Umsatz und Mitarbeiter in zehn Jahren verdreifach

Die MIC-Gruppe, ein zu 100 Prozent  österreichisches Unternehmen, ist in den vergangenen Jahren enorm gewachsen. Lag der Umsatz im Jahr 2007 mit 100 Mitarbeitern bei 10 Mio. Euro, haben sich beide Werte bis 2018 mit 30 Mio. Euro Umsatz und 300 Mitarbeitern verdreifacht. Die wichtigsten Auslandsmärkte vom MIC sind Deutschland, USA, Schweden, Frankreich, Italien, Niederlande, Großbritannien, Mexiko und Thailand. Das Unternehmen gehört zu 40 Prozent Manfred Biermayer, einem der beiden Firmengründer, und zu 60 Prozent Alfred Hiebl jun. 

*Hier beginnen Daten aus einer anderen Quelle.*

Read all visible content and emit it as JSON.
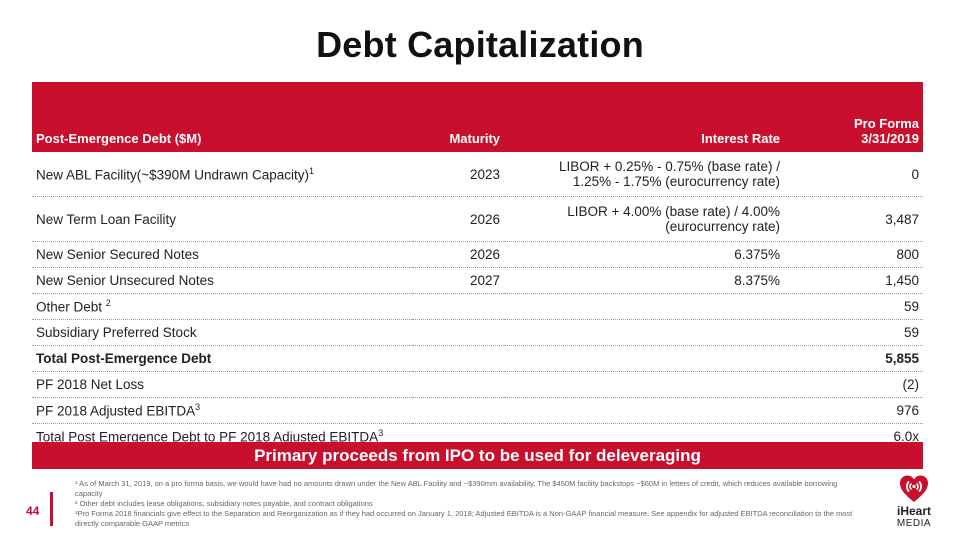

Der Grundstein für die Erfolgsgeschichte der MIC-Gruppe wurde 1988 von Alfred Hiebl sen., dem Vater des heutigen Firmenchefs, und Manfred Biermayer mit der Gründung der MIC Datenverarbeitung GmbH gelegt. 1993 wurde mit der Installation der MIC Software in Deutschland der erste Schritt in Richtung Internationalisierung gesetzt. In Zusammenarbeit mit HP, Siemens und anderen großen Kunden folgten weitere Länder. Im Jahr 2002 erhielt MIC von General Motors den Auftrag für eine weltweite einheitliche Zollsoftware, was die Entwicklung einer Lösung für eine Vielzahl an Ländern mit sich brachte und die Umsetzung einer globalen Lösung zur Folge hatte. Viele weitere Kunden, insbesondere auch in der Autoindustrie, folgten. 2009 wurde mit dem Angebot der MIC Produkte als Software-as-a-Service (SaaS) auch der sich entwickelnde Trend von Cloud Software aufgegriffen und etabliert.